Maulana Wahiduddin Khan | Spirituality in Islam
Another school of spirituality that has gained popularity is that derived from Vedanta or Hindu philosophy, in which spirituality is generally taken as something that is opposed to worldliness. According to this school of spirituality, people usually assume that the farther they move from material and worldly things, the more spiritual they become.
In other words, man is supposed to take himself away from the material world and devote his life to becoming one with the non-material world. For this, he is required to stop his thinking process in order to be able to concentrate on certain object/s. This is followed by meditative practices such as chants or mantras. When this is done, he experiences a very different kind of feeling: what we call ecstasy. When man enters this state of ecstasy, he experiences an unknown pleasure. On the basis of this experience, people wrongly associate ecstasy with spirituality or contact with reality.

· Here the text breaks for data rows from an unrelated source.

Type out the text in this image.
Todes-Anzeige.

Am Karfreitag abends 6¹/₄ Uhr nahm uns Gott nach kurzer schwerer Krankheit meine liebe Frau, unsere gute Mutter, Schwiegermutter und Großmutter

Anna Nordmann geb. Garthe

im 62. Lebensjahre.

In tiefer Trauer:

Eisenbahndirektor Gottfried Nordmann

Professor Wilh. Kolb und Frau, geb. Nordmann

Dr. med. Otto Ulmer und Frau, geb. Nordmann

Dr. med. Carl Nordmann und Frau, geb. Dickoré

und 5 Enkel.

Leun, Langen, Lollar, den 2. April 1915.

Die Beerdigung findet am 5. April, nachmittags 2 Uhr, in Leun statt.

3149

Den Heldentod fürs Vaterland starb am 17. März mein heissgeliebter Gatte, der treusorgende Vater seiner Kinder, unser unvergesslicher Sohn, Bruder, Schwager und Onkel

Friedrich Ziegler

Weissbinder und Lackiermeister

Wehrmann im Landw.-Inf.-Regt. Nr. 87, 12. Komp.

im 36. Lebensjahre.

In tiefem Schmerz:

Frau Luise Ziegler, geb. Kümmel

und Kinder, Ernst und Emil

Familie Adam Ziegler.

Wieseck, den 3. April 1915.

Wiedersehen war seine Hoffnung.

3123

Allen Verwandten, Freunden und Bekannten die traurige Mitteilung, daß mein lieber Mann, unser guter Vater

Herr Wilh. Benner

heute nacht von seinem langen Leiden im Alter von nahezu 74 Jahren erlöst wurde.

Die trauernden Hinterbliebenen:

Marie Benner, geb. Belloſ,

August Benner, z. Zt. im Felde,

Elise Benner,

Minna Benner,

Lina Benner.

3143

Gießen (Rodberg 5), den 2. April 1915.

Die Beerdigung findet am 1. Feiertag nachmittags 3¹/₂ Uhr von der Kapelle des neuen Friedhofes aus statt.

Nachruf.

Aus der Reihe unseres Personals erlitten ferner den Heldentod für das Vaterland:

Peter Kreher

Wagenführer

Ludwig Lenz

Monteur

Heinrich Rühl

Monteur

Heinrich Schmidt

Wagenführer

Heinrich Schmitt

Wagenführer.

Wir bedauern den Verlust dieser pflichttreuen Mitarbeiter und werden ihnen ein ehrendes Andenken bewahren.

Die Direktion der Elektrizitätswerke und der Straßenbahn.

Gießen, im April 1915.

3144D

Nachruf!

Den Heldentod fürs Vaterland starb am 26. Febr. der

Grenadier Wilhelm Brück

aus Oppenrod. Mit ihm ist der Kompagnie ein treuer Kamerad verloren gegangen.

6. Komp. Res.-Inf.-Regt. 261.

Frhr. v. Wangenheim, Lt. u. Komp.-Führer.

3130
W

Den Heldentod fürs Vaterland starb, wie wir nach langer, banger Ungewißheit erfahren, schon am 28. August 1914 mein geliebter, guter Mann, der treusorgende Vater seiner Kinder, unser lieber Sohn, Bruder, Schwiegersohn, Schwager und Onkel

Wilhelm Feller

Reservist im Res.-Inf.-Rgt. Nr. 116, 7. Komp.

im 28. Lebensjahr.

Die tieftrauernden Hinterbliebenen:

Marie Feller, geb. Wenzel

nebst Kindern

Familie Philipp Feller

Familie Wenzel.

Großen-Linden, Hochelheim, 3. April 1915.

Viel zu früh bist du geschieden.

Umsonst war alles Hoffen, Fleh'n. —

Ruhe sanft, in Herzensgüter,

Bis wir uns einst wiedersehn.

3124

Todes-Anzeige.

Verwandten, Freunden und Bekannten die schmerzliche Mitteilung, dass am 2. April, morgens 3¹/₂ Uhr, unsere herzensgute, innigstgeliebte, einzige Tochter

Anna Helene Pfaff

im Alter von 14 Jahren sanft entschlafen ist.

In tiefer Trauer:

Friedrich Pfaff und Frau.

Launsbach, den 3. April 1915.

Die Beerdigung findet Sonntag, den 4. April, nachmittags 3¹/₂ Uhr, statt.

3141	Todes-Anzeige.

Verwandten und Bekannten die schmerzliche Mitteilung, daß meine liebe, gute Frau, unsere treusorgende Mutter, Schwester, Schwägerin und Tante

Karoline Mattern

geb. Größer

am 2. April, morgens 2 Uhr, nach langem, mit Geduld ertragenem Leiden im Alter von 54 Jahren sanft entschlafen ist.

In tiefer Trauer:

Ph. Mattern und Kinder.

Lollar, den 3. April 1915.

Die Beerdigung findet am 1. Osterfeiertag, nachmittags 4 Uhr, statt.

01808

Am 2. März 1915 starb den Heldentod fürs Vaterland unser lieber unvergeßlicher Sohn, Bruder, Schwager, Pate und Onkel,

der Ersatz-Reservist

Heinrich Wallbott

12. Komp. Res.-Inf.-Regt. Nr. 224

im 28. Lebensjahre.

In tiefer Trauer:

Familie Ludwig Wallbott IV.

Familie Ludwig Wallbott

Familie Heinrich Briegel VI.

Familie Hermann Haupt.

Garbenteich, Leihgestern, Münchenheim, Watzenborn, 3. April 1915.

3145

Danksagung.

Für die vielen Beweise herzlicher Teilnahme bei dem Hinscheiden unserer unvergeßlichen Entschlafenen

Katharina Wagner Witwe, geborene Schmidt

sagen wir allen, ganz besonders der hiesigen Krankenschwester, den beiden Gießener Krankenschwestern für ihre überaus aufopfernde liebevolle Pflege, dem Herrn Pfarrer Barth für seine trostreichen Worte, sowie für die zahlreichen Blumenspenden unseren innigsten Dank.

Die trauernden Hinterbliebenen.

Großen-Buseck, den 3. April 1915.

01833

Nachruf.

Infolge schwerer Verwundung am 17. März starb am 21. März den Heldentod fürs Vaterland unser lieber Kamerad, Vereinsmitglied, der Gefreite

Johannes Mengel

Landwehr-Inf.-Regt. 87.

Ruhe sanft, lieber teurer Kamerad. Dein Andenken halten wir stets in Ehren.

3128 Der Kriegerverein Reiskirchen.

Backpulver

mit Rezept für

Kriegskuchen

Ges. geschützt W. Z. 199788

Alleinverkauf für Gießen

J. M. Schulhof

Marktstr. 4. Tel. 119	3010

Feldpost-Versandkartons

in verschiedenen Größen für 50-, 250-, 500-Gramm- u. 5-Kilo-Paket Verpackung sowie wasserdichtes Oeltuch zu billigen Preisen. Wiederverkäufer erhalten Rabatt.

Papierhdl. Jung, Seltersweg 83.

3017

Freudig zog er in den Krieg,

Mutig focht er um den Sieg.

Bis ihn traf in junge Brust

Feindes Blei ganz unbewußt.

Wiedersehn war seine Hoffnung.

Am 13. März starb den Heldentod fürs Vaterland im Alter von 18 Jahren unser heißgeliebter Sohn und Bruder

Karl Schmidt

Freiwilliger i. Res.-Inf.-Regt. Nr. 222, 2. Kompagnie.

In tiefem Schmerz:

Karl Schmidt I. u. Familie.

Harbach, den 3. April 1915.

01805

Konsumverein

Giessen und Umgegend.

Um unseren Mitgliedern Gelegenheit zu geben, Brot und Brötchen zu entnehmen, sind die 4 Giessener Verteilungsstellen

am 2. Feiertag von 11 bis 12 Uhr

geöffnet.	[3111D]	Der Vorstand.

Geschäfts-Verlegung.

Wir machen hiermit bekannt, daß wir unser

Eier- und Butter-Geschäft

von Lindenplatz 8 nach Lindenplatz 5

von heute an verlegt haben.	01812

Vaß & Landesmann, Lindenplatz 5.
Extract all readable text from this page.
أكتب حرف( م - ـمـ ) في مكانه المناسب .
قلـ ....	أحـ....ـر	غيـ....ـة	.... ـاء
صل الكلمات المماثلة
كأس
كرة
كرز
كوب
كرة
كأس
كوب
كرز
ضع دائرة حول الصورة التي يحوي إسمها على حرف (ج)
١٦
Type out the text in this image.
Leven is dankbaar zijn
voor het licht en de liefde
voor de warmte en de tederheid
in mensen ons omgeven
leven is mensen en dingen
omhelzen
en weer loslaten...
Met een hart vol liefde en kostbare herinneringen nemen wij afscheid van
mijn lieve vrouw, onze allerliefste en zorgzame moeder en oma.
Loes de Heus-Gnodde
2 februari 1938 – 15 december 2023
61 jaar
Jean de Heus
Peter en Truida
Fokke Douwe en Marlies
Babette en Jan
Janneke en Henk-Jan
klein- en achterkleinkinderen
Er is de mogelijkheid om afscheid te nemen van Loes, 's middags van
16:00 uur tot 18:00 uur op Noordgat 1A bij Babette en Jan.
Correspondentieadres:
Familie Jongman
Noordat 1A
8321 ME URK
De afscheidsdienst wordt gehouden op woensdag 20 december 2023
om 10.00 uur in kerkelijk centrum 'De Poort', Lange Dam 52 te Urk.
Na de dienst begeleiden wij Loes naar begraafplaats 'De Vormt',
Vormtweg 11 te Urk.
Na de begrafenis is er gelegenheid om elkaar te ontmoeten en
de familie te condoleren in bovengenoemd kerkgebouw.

With the objective of finding such pleasure or ecstasy people who follow this form of meditative spirituality run away from cities and towns to jungles and mountains, leaving behind their homes and their material lives. It is this viewpoint, which is presented in the well-known book entitled, “The Monk Who Sold His Ferrari.”
Let us take an objective view of this form of spirituality.
This concept of spiritualism tells us to leave the material world and stop our thinking process to receive spiritual nourishment. When a scientist discovers the scientific world, he does not leave the material world, but rather stays here, studies and makes discoveries in this very world. Spirituality is also a science. Consequently, in spiritual science the same method should be valid, i.e. undergoing spiritual experiences while remaining in the material world and not by leaving the material world.
This concept of spirituality tells man to stop his thinking process. But man is an intellectual being, with his mind being his greatest faculty. In fact it is in the possession of his mind and his independent thinking that man is distinguished from animals and other life forms. Therefore any form of spirituality where ecstasy is attained by stopping the thinking process and repeating certain words, chants or mantras is, therefore, just a reduced form of spirituality.